Bu yöntem okuyucularınızın sitenize tekrar gelmelerini sağlamak için de en iyi yollarından biridir. İlgilenenler, yazdıklarınızın devamını veya bir sonraki yazınızı okumak için büyük ihtimalle tekrar geleceklerdir.
Ayrıca okuyucularınız bölümler halinde ve makul boyutlarda yazılan bir konuyu daha kolay anlaşılır bulacaklardır. Ve tabi uygun boyutlardaki içeriklerle anlatılanların adım adım sindirilmesi de daha kolay olacaktır.
2. Çıkarılacak sonuca girişte değinin
Bunun için paragraflarınızı ters piramit dediğimiz tarzda yapılandırın.
Ters piramidin anlamı şudur: İlk önce yazıdan çıkarılacak sonucu açıklayın, ardından onu destekleyen cümleleri sıralayın. Böylece yazıyı okuyan kullanıcıların bir noktadan istediği diğer bir noktaya kolayca geçmelerine ve hangi konuya derinliğine girmek istediklerine karar vermesine yardımcı olursunuz.
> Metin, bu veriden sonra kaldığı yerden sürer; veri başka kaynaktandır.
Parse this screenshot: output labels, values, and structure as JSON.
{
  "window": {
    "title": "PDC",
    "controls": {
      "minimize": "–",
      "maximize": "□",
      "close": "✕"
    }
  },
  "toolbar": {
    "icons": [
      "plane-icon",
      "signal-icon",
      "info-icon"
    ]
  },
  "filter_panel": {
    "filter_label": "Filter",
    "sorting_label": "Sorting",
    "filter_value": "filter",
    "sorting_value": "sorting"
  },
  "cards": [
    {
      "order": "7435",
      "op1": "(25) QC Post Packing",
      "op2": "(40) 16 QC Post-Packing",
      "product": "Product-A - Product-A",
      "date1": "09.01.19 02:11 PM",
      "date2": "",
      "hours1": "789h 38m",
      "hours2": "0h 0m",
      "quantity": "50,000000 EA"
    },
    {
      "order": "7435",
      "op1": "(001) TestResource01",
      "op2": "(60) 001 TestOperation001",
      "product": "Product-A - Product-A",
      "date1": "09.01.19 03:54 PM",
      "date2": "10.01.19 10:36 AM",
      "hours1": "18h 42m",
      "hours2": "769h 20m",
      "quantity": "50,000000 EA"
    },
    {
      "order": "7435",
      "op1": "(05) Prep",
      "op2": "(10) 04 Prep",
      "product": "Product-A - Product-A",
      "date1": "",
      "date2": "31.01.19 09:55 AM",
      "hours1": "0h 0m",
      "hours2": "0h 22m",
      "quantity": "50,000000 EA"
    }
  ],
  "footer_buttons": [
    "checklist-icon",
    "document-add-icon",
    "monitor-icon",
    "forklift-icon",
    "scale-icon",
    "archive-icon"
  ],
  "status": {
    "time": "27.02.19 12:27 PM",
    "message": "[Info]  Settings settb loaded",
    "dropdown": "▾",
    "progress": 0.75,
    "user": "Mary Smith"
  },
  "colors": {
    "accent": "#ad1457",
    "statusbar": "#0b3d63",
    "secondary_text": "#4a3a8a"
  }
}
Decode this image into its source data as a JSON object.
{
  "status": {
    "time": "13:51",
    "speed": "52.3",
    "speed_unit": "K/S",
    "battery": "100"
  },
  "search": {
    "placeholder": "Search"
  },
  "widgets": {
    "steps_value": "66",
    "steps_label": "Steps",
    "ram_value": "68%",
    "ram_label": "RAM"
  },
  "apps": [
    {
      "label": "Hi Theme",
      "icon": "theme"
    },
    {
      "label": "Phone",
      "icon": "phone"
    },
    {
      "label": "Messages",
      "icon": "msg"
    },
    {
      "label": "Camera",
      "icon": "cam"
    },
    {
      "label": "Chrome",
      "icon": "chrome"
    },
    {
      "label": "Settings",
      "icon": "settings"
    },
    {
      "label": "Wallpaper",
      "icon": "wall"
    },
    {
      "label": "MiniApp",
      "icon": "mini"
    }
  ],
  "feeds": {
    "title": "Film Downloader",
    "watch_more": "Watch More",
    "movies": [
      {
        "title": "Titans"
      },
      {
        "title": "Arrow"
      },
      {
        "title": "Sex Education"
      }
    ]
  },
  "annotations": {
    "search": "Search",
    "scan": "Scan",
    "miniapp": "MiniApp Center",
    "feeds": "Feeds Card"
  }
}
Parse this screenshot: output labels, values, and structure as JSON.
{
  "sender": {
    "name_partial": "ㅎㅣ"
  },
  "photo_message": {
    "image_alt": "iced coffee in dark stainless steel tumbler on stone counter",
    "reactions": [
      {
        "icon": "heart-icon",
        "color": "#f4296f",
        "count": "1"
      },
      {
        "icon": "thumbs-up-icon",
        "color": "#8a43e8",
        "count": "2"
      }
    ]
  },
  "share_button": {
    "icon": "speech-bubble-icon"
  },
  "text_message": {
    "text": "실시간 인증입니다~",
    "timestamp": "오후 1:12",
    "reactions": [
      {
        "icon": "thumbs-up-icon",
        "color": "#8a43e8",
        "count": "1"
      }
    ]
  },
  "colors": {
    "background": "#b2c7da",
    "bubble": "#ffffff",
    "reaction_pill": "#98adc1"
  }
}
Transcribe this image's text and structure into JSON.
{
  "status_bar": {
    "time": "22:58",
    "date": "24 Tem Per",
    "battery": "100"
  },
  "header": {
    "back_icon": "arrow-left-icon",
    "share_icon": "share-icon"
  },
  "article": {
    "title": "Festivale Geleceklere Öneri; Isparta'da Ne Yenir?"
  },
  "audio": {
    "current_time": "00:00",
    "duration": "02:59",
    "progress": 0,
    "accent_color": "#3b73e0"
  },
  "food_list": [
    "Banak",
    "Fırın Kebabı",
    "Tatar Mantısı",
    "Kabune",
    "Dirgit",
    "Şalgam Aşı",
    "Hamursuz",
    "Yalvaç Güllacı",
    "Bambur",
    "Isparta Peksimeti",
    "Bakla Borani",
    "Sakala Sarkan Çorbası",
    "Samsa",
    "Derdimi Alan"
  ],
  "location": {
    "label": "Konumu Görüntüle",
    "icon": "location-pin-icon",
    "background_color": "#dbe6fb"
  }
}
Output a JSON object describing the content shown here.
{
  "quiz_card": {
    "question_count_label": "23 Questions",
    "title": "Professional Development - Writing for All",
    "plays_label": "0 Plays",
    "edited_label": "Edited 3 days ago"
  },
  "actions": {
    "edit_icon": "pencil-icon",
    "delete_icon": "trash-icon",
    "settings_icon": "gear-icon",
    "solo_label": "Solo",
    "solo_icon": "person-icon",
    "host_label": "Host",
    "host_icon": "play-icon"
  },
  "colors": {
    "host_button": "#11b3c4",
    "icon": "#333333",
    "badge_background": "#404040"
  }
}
Blog Yazısı Tasarım Teknikleri
Bunları yaptıktan sonra içeriğinizi daha okuyucu dostu yapmak için aşağıdaki kolay tasarım tekniklerini kullanmakla devam edin.
Bu kolay yöntemleri uygulayarak göz korkutucu bir metni, okuyucunun ilgisini uyandıran çekici bir yazıya dönüştürmek yalnızca birkaç dakikanızı alacak.
Eğer Yoast SEO gibi eklentiler kullanıyorsanız, benzer noktalar hakkında gerekli uyarıları bu eklentiler de size verecektir.
3. Çekici alt başlıklar ekleyin
Güçlü bir ana başlık (ve bu nedenle güçlü bir önerme) okuyucuların yazıya ilk bakışta ilgi duymasını sağlamak için yaşamsal öneme sahiptir.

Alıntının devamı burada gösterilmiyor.